Research Project: Improvement of Biotic Stress Resistance in Durum and Hard Red Spring Wheat Using Genetics and Genomics

Location: Cereal Crops Research

Title: Structural variation of a W-linked region confers monoecy and implicates GATA15 as a master regulator of sex in Salix purpurea L.

item HYDEN, BRENNAN - Cornell University
item ZOU, JUNZHU - Cornell University
item WILKERSON, DUSTIN - Cornell University
item Carlson, Craig
item ROBLES RIVIERA, AYIANA - Cornell University
item DIFAZIO, STEPHEN - Cornell University
item SMART, LAWRENCE - Cornell University

Submitted to: New Phytologist
Publication Type: Peer Reviewed Journal
Publication Acceptance Date: 2/21/2023
Publication Date: 3/3/2023
Citation: Hyden, B., Zou, J., Wilkerson, D.G., Carlson, C.H., Robles Riviera, A., Difazio, S., Smart, L. 2023. Structural variation of a W-linked region confers monoecy and implicates GATA15 as a master regulator of sex in Salix purpurea L.. New Phytologist.

Interpretive Summary: Willows are diverse plants with uses in bioenergy, ornamental horticulture, and ecological restoration. Willows have separate male and female plants (dioecy), opposed to having male and female flowers on the same plant (monoecy), which is more common among seed producing plants. This presents several limitations for breeding, notably, by reducing the possible combinations and types of crosses. We identified a rare willow individual, having both male and female flowers on the same plant, and generated families using itself and other males or females as parents. Over three years, we characterized the proportion of male and female flowers of all family individuals, which were relatively stable across environments. The expression of individuals' sex (all male, all female, or both) served as the basis for developing new models of inheritance. By sequencing these families, we identified several genes associated with biomass growth, and importantly, the genetic basis of monoecy in willow, which was previously unknown. This research provides novel genetic resources to the willow research community and benefits a broad scientific audience by providing new knowledge about sex determination in flowering plants.

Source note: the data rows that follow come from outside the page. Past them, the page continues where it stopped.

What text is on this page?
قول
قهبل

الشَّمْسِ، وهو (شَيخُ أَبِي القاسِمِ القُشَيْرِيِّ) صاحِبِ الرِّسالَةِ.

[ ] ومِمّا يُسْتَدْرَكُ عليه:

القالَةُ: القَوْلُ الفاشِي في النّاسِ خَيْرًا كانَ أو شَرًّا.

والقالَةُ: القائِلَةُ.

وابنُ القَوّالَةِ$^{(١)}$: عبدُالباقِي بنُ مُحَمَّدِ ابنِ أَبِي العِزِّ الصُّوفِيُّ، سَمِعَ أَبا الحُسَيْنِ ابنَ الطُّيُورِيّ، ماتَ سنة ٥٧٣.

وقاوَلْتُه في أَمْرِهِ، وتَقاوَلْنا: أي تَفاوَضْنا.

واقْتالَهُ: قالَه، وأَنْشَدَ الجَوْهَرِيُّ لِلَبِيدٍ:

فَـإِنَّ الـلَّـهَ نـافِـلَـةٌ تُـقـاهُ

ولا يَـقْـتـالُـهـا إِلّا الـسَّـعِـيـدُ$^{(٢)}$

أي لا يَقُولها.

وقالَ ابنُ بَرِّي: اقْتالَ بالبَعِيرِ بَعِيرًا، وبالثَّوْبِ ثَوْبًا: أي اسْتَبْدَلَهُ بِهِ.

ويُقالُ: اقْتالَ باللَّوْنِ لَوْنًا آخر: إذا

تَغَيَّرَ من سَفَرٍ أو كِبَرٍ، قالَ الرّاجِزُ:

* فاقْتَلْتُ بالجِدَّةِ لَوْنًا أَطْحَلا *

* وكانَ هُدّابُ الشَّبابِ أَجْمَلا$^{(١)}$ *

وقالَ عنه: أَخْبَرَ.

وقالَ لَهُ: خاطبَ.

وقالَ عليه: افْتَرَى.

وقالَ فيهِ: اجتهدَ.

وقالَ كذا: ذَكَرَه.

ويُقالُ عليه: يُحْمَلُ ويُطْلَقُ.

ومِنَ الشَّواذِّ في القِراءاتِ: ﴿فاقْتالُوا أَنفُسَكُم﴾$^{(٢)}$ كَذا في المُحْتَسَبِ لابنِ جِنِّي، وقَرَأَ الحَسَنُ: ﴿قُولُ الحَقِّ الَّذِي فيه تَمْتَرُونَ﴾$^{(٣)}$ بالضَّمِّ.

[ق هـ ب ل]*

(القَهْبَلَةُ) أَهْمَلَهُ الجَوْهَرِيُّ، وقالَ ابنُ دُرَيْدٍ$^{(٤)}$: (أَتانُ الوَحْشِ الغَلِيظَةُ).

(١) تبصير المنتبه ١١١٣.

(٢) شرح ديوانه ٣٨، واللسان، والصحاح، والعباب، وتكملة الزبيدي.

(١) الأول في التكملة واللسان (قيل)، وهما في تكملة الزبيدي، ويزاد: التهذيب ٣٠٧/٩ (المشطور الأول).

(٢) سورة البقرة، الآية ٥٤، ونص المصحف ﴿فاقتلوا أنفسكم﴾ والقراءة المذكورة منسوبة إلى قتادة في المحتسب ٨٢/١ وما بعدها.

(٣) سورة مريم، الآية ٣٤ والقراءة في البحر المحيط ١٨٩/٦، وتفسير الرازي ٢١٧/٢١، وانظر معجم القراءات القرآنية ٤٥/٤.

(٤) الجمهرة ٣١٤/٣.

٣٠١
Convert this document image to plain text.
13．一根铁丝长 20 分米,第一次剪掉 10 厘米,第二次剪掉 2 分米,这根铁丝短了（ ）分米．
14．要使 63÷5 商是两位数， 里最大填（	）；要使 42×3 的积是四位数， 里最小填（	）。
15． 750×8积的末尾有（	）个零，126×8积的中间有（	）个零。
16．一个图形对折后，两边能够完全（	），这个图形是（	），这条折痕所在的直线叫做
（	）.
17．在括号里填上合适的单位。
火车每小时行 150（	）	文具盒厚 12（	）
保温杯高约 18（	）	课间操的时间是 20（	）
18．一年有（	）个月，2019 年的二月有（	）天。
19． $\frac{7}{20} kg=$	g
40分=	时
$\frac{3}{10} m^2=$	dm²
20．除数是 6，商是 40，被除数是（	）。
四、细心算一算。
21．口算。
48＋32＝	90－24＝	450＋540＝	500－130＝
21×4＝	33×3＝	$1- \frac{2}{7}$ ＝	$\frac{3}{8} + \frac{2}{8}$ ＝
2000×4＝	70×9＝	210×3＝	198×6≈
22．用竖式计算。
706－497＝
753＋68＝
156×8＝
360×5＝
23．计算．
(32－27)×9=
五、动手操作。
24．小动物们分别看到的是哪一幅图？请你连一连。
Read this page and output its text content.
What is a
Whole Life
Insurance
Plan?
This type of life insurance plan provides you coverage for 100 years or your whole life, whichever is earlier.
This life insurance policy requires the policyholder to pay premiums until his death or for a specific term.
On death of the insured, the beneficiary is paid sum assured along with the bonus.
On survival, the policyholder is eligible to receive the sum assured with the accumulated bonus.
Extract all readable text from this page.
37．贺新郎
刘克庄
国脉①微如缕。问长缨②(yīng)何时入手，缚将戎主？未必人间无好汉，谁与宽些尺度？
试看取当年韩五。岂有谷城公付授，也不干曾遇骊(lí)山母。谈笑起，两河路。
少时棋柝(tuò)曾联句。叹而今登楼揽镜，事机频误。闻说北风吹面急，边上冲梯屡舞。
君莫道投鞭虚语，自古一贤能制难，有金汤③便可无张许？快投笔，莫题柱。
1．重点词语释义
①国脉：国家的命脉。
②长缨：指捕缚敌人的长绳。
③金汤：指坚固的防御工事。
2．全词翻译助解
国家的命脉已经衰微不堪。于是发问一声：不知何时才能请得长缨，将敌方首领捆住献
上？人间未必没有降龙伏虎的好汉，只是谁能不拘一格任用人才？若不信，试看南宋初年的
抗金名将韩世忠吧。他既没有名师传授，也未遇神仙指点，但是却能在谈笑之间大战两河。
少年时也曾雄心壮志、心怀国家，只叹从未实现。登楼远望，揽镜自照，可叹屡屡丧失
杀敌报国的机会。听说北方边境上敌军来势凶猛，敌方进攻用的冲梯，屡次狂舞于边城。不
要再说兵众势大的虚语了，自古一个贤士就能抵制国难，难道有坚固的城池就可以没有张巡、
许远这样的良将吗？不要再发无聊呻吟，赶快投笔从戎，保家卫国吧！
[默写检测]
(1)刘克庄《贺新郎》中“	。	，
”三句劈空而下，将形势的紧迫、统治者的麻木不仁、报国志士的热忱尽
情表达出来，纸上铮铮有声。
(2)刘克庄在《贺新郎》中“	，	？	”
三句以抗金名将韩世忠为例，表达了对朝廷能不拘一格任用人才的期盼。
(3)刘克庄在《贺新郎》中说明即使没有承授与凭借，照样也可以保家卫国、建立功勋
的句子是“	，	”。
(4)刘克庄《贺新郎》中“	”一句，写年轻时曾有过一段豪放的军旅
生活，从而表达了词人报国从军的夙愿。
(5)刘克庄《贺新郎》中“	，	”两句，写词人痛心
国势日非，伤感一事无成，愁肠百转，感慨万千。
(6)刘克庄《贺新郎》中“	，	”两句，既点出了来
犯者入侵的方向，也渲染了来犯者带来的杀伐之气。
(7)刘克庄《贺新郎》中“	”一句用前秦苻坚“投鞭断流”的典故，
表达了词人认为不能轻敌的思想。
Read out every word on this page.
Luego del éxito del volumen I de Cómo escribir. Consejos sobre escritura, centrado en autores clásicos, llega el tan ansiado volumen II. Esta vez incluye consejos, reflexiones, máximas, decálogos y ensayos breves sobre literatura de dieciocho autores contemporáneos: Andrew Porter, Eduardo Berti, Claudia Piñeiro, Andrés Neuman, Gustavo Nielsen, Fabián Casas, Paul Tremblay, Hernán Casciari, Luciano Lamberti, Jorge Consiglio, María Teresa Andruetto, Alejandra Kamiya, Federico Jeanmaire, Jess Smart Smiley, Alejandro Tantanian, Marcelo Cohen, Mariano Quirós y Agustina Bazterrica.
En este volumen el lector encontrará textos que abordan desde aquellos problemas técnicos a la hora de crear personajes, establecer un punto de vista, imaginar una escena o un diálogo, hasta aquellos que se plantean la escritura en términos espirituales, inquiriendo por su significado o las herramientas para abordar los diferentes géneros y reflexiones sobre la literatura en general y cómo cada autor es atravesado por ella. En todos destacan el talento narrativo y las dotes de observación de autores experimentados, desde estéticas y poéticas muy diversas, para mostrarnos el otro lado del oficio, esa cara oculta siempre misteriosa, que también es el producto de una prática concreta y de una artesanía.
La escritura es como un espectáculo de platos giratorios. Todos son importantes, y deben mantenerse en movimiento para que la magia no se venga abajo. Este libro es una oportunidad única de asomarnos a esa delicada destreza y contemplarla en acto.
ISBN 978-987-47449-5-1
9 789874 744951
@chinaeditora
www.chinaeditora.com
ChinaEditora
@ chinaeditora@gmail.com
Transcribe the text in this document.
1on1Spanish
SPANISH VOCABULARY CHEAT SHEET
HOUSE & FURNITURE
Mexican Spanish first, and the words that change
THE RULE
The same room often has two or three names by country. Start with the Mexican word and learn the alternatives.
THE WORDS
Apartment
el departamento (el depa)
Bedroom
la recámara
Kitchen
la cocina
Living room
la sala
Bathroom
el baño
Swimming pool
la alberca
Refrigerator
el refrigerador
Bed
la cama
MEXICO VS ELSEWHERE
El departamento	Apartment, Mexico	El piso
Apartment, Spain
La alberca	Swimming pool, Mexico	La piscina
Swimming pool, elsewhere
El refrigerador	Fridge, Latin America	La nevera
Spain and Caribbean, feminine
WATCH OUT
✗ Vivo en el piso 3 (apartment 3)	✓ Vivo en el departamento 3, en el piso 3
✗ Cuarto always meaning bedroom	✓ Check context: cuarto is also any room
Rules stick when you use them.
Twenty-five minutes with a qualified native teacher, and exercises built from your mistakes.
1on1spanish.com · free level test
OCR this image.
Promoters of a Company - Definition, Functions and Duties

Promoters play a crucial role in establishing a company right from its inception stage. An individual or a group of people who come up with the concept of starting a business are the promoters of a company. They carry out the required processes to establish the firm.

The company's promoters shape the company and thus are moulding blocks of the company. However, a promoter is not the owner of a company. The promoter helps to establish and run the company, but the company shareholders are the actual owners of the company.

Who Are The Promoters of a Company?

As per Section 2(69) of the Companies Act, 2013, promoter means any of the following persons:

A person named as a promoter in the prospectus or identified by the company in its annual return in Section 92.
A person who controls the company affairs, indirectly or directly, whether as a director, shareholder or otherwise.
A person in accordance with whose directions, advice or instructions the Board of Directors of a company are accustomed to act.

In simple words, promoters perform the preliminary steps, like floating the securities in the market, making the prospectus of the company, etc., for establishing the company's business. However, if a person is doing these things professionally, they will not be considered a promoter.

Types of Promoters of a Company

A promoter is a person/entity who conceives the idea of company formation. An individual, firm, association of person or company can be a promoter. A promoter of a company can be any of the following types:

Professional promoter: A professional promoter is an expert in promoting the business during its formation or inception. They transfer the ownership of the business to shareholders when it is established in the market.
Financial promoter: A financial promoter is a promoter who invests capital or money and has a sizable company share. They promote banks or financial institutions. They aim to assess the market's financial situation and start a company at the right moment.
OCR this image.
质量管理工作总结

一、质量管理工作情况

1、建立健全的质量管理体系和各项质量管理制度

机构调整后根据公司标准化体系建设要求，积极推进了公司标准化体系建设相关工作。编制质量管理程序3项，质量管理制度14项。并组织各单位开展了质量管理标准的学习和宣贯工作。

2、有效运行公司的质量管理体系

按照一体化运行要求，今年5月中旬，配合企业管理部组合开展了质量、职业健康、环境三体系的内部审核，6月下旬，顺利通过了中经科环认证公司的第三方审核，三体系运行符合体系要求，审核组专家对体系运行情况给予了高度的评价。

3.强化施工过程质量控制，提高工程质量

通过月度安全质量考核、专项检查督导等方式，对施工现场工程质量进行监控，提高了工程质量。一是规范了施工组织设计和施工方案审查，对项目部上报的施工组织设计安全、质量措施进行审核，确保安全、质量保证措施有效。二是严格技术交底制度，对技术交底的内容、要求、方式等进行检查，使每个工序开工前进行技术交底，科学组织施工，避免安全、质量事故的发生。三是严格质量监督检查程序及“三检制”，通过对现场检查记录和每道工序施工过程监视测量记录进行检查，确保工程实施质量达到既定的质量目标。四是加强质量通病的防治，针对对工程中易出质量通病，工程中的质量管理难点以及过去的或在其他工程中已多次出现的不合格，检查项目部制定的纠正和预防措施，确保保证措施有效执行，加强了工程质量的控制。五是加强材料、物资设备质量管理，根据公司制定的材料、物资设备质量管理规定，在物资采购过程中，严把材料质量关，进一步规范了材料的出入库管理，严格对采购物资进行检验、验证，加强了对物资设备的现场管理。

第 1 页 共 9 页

Technical Abstract: The Salicaceae are dioecious perennials that comprise several unique sex systems, and there is substantial interest in understanding the impacts of hybridization, speciation, and polyploidy on sex chromosome evolution. Here, a rare monoecious S. purpurea genotype, 94003, was self- and cross-pollinated to test existing sex determination hypotheses on segregating progeny. To delimit genomic regions associated with monoecious expression, the 94003 genome was assembled and DNA- and RNA-Seq of progeny inflorescences was performed. Based on linkage analysis and sequence alignments to dioecious and monoecious genomes, a 1.15 Mb sex-linked region on Chr15W was identified as absent in monecious plants. Inheritance of this structural variation is responsible for the loss of a male-suppressing function in what would otherwise be genetic females (Z/W), resulting in monoecy (Z/W^H or W/W^H), or lethality, if homozygous (W^H/W^H). Finally, we present a refined, two-gene sex determination model for S. purpurea, mediated by ARR17 and GATA15.